Unless new policies are enacted to address the structural inequities and systemic racism that disproportionately affect people of color and marginalized communities, who bear the brunt of these inhumane conditions, many will lose their homes, businesses, and livelihoods.
When I think of home
I think of a place where there's love overflowing
I wish I was home
I wish I was back there with the things I’ve been knowing
—from the song, Home, by Charlie Smalls
in the musical, The Wiz
“Home isn't a place, it’s a feeling.”
—novelist Cecilia Ahern
This issue of Positively Aware is our at-home issue, and explores some of the changes in our lives during the past year in the midst of a pandemic. Home can represent a place of safety and solitude for some, especially in the before times. I used to be able to deal with all of the crazy stresses of work and life, knowing that at the end of the day, I could head home to share the evening with my husband Stephen, our dog Kylie, and our cats, to unwind and leave it all behind—“Calgon, take me away,” as the old TV commercial for bath suds went.
I recognize, now more than ever, that I come from a place of privilege when I say this. If they aren’t already unstably housed or homeless, millions of people are facing evictions. Food lines formed by cars of families have stretched for miles in 2020, and the outlook doesn’t look good for 2021—food programs have lost or stand in danger of losing funding and turning more people away this year. Many small businesses that we depend upon that form the lifeblood of our economy may not survive the COVID-19 pandemic and the shutdowns. Unless new policies are enacted to address the structural inequities and systemic racism that disproportionately affect people of color and marginalized communities, who bear the brunt of these inhumane conditions, many will lose their homes, businesses, and livelihoods.

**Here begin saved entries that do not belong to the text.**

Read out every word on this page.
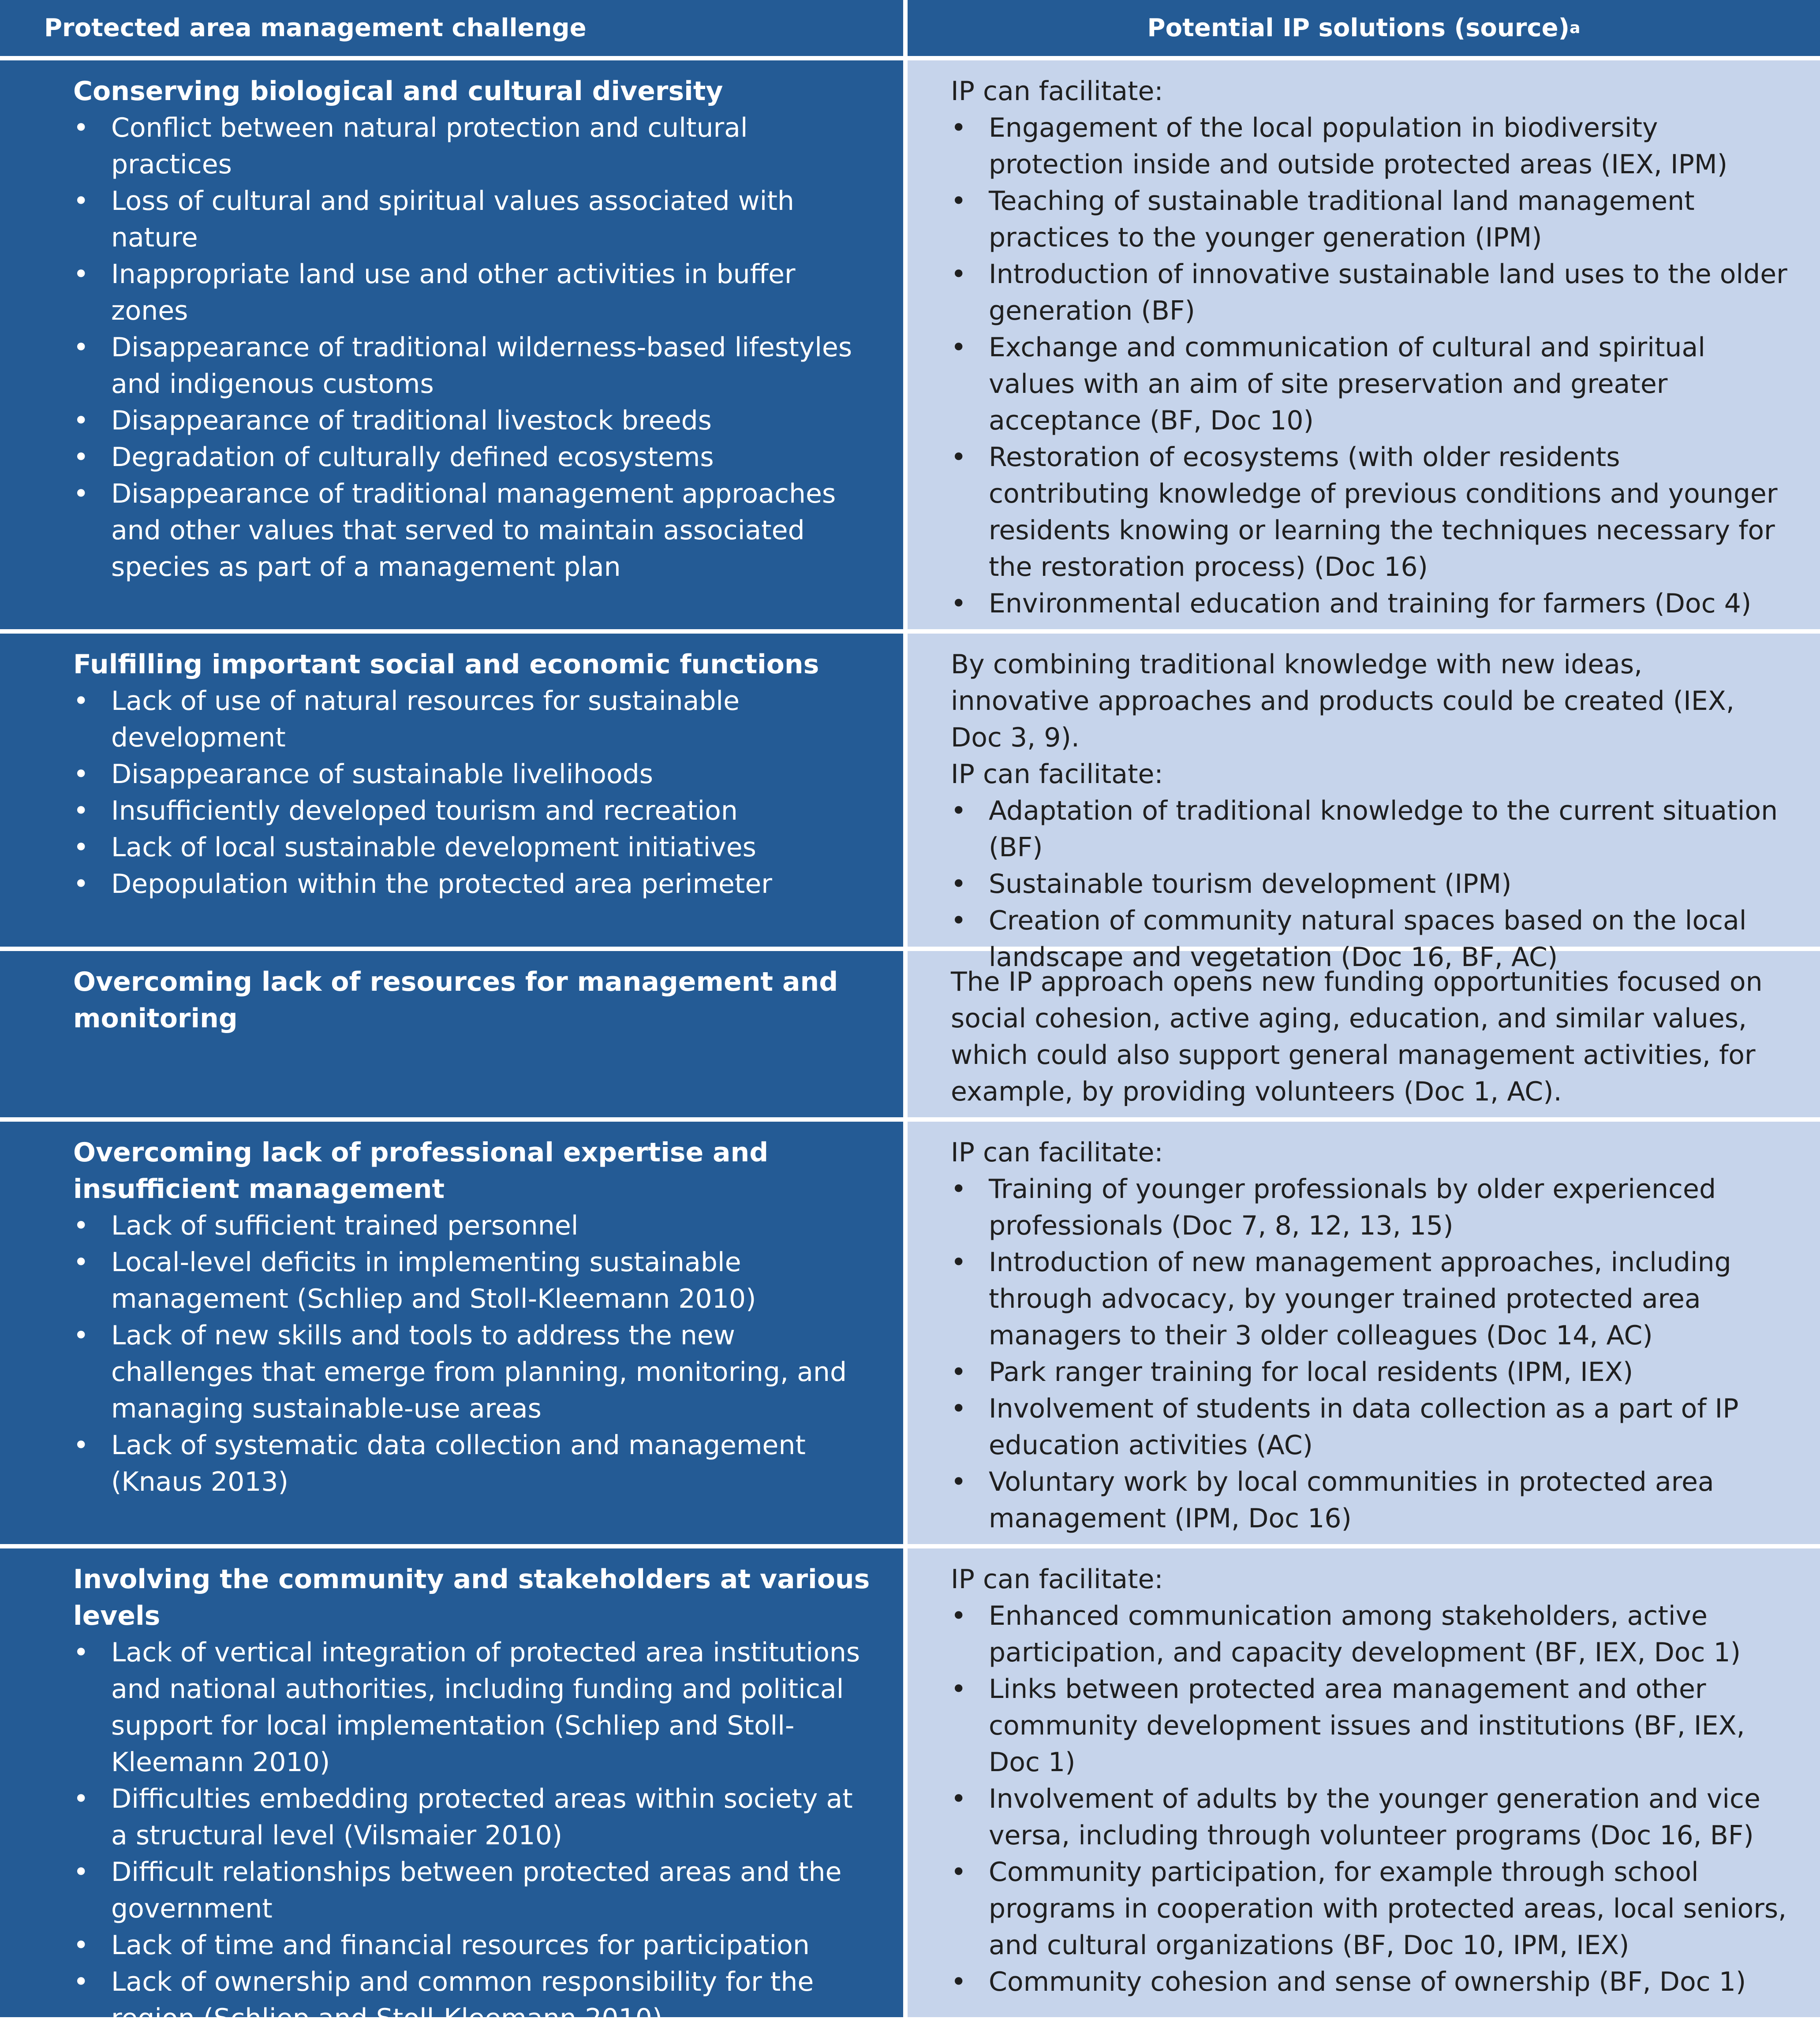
Protected area management challenge	Potential IP solutions (source) a

Conserving biological and cultural diversity

• Conflict between natural protection and cultural practices
• Loss of cultural and spiritual values associated with nature
• Inappropriate land use and other activities in buffer zones
• Disappearance of traditional wilderness-based lifestyles and indigenous customs
• Disappearance of traditional livestock breeds
• Degradation of culturally defined ecosystems
• Disappearance of traditional management approaches and other values that served to maintain associated species as part of a management plan

IP can facilitate:

• Engagement of the local population in biodiversity protection inside and outside protected areas (IEX, IPM)
• Teaching of sustainable traditional land management practices to the younger generation (IPM)
• Introduction of innovative sustainable land uses to the older generation (BF)
• Exchange and communication of cultural and spiritual values with an aim of site preservation and greater acceptance (BF, Doc 10)
• Restoration of ecosystems (with older residents contributing knowledge of previous conditions and younger residents knowing or learning the techniques necessary for the restoration process) (Doc 16)
• Environmental education and training for farmers (Doc 4)

Fulfilling important social and economic functions

• Lack of use of natural resources for sustainable development
• Disappearance of sustainable livelihoods
• Insufficiently developed tourism and recreation
• Lack of local sustainable development initiatives
• Depopulation within the protected area perimeter

By combining traditional knowledge with new ideas, innovative approaches and products could be created (IEX, Doc 3, 9).

IP can facilitate:

• Adaptation of traditional knowledge to the current situation (BF)
• Sustainable tourism development (IPM)
• Creation of community natural spaces based on the local landscape and vegetation (Doc 16, BF, AC)

Overcoming lack of resources for management and monitoring

The IP approach opens new funding opportunities focused on social cohesion, active aging, education, and similar values, which could also support general management activities, for example, by providing volunteers (Doc 1, AC).

Overcoming lack of professional expertise and insufficient management

• Lack of sufficient trained personnel
• Local-level deficits in implementing sustainable management (Schliep and Stoll-Kleemann 2010)
• Lack of new skills and tools to address the new challenges that emerge from planning, monitoring, and managing sustainable-use areas
• Lack of systematic data collection and management (Knaus 2013)

IP can facilitate:

• Training of younger professionals by older experienced professionals (Doc 7, 8, 12, 13, 15)
• Introduction of new management approaches, including through advocacy, by younger trained protected area managers to their 3 older colleagues (Doc 14, AC)
• Park ranger training for local residents (IPM, IEX)
• Involvement of students in data collection as a part of IP education activities (AC)
• Voluntary work by local communities in protected area management (IPM, Doc 16)

Involving the community and stakeholders at various levels

• Lack of vertical integration of protected area institutions and national authorities, including funding and political support for local implementation (Schliep and Stoll-Kleemann 2010)
• Difficulties embedding protected areas within society at a structural level (Vilsmaier 2010)
• Difficult relationships between protected areas and the government
• Lack of time and financial resources for participation
• Lack of ownership and common responsibility for the region (Schliep and Stoll-Kleemann 2010)

IP can facilitate:

• Enhanced communication among stakeholders, active participation, and capacity development (BF, IEX, Doc 1)
• Links between protected area management and other community development issues and institutions (BF, IEX, Doc 1)
• Involvement of adults by the younger generation and vice versa, including through volunteer programs (Doc 16, BF)
• Community participation, for example through school programs in cooperation with protected areas, local seniors, and cultural organizations (BF, Doc 10, IPM, IEX)
• Community cohesion and sense of ownership (BF, Doc 1)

Thankfully there is hope on the way, in the form of preventative vaccines and therapeutic treatments for COVID-19. The speed in which the Pfizer, Moderna, and other vaccines are being developed is truly remarkable, and is due to a number of reasons. Some of them include the fact that we’ve been studying coronaviruses for 50 years, so we have some idea of how they work. Plus there was worldwide collaboration between scientists who shared their data with one another, and new methods were employed using mRNA technology, which has never been done before. There were a lot of people who volunteered for these studies, and we had many more study sites than usual. Operation Warp Speed allowed for companies to begin stockpiling doses of the vaccines even before the FDA approved them for use.

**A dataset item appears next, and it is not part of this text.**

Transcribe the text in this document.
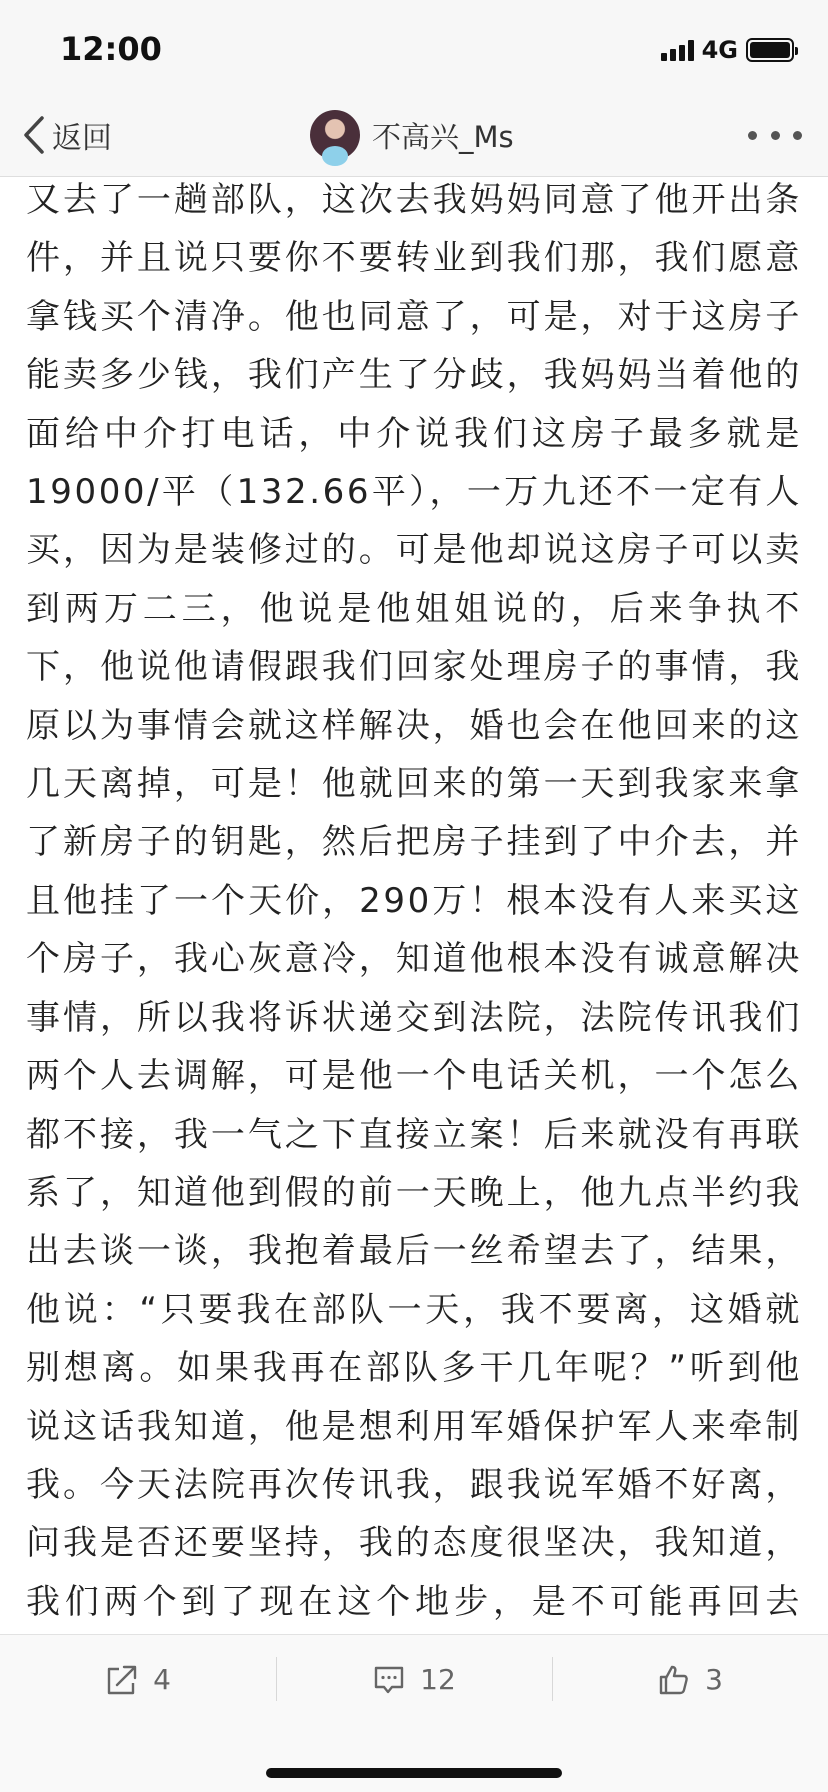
12:00	4G
返回	不高兴_Ms

又去了一趟部队，这次去我妈妈同意了他开出条件，并且说只要你不要转业到我们那，我们愿意拿钱买个清净。他也同意了，可是，对于这房子能卖多少钱，我们产生了分歧，我妈妈当着他的面给中介打电话，中介说我们这房子最多就是19000/平（132.66平），一万九还不一定有人买，因为是装修过的。可是他却说这房子可以卖到两万二三，他说是他姐姐说的，后来争执不下，他说他请假跟我们回家处理房子的事情，我原以为事情会就这样解决，婚也会在他回来的这几天离掉，可是！他就回来的第一天到我家来拿了新房子的钥匙，然后把房子挂到了中介去，并且他挂了一个天价，290万！根本没有人来买这个房子，我心灰意冷，知道他根本没有诚意解决事情，所以我将诉状递交到法院，法院传讯我们两个人去调解，可是他一个电话关机，一个怎么都不接，我一气之下直接立案！后来就没有再联系了，知道他到假的前一天晚上，他九点半约我出去谈一谈，我抱着最后一丝希望去了，结果，他说：“只要我在部队一天，我不要离，这婚就别想离。如果我再在部队多干几年呢？”听到他说这话我知道，他是想利用军婚保护军人来牵制我。今天法院再次传讯我，跟我说军婚不好离，问我是否还要坚持，我的态度很坚决，我知道，我们两个到了现在这个地步，是不可能再回去

4	12	3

But medical mistrust is still real, especially among people of color, and will need to be addressed using effective public health messaging, changing the way we deliver healthcare, and through building back trust. According to a recent report in the Washington Post, while Black people in the United States are 1.4 times as likely as non-Hispanic Whites to contract the disease, and 2.8 times as likely to die of it, some may be less likely to take the vaccine. “The root of the problem lies not in Black communities themselves, but in a medical system that has historically dehumanized them and continues to do so. The result is that the history of medical racism in the United States presents a significant barrier to anything approaching equitable care in the present and future.”

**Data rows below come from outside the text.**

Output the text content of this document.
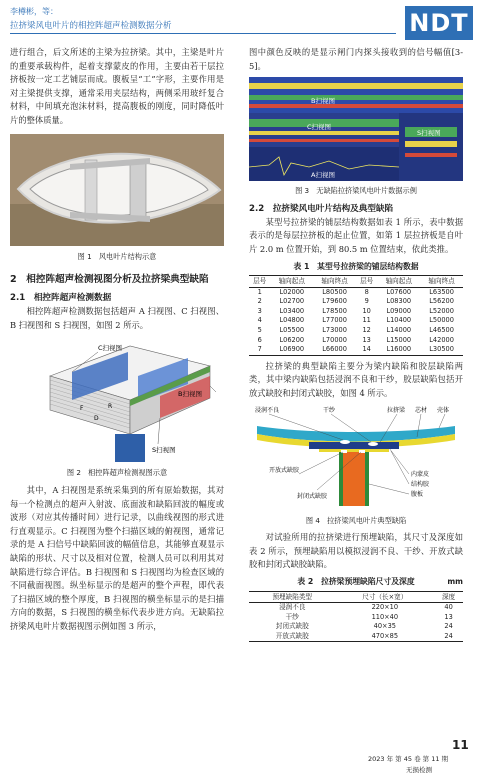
李樽彬，等：
拉挤梁风电叶片的相控阵超声检测数据分析	NDT

进行组合，后文所述的主梁为拉挤梁。其中，主梁是叶片的重要承载构件，起着支撑蒙皮的作用，主要由若干层拉挤板按一定工艺铺层而成。腹板呈“工”字形，主要作用是对主梁提供支撑，通常采用夹层结构，两侧采用玻纤复合材料，中间填充泡沫材料，提高腹板的刚度，同时降低叶片的整体质量。

图 1　风电叶片结构示意
2　相控阵超声检测视图分析及拉挤梁典型缺陷
2.1　相控阵超声检测数据

相控阵超声检测数据包括超声 A 扫视图、C 扫视图、B 扫视图和 S 扫视图，如图 2 所示。

C扫视图
B扫视图
S扫视图
F
D
R
图 2　相控阵超声检测视图示意

其中，A 扫视图是系统采集到的所有原始数据，其对每一个检测点的超声入射波、底面波和缺陷回波的幅度或波形（对应其传播时间）进行记录，以曲线视图的形式进行直观显示。C 扫视图为整个扫描区域的俯视图，通常记录的是 A 扫信号中缺陷回波的幅值信息，其能够直观显示缺陷的形状、尺寸以及相对位置，检测人员可以利用其对缺陷进行综合评估。B 扫视图和 S 扫视图均为检查区域的不同截面视图。纵坐标显示的是超声的整个声程，即代表了扫描区域的整个厚度，B 扫视图的横坐标显示的是扫描方向的数据，S 扫视图的横坐标代表步进方向。无缺陷拉挤梁风电叶片数据视图示例如图 3 所示，

图中颜色反映的是显示闸门内探头接收到的信号幅值[3-5]。

C扫视图
B扫视图
S扫视图
A扫视图
图 3　无缺陷拉挤梁风电叶片数据示例
2.2　拉挤梁风电叶片结构及典型缺陷

某型号拉挤梁的铺层结构数据如表 1 所示，表中数据表示的是每层拉挤板的起止位置，如第 1 层拉挤板是自叶片 2.0 m 位置开始，到 80.5 m 位置结束，依此类推。

表 1　某型号拉挤梁的铺层结构数据
层号	轴向起点	轴向终点	层号	轴向起点	轴向终点
1	L02000	L80500	8	L07600	L63500
2	L02700	L79600	9	L08300	L56200
3	L03400	L78500	10	L09000	L52000
4	L04800	L77000	11	L10400	L50000
5	L05500	L73000	12	L14000	L46500
6	L06200	L70000	13	L15000	L42000
7	L06900	L66000	14	L16000	L30500

拉挤梁的典型缺陷主要分为梁内缺陷和胶层缺陷两类，其中梁内缺陷包括浸润不良和干纱，胶层缺陷包括开放式缺胶和封闭式缺胶，如图 4 所示。

浸润不良	干纱	拉挤梁 芯材 壳体
开放式缺胶
封闭式缺胶
内蒙皮
结构胶
腹板
图 4　拉挤梁风电叶片典型缺陷

对试验所用的拉挤梁进行预埋缺陷，其尺寸及深度如表 2 所示，预埋缺陷用以模拟浸润不良、干纱、开放式缺胶和封闭式缺胶缺陷。

表 2　拉挤梁预埋缺陷尺寸及深度	mm
预埋缺陷类型	尺寸（长×宽）	深度
浸润不良	220×10	40
干纱	110×40	13
封闭式缺胶	40×35	24
开放式缺胶	470×85	24
11
2023 年 第 45 卷 第 11 期
无损检测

Even facing such seemingly insurmountable challenges, we have a new incoming administration that will need to, and is more likely to, address some of these inequities and injustices head on. In the meantime, there are things we can do at home, or wherever we are, while we adjust to the new norm. In this issue Michelle Simek looks at how HIV testing sites are adapting to the pandemic. As this issue went to press, TPAN, the publisher of Positively Aware, was set to roll out a new home-testing initiative that includes delivering direct to clients’ homes HIV testing kits, condoms, lube, and other materials and information, as an alternative to coming in to the agency to get tested. Margaret Danilovich explains the role of diet and exercise in the era of COVID-19. And poet Natalie Patterson provides ways we can exercise self-care through journaling and other relaxation methods.
Just like we can’t go home again, we won’t ever be going back to what was normal—nor do we want to. Look at where normal has gotten us. We need to create a new normal, a more just and equitable society, one that has a place for everyone and a level playing field for all. Only then will we all finally find a place that we can proudly call home.
Take care of yourself, and each other.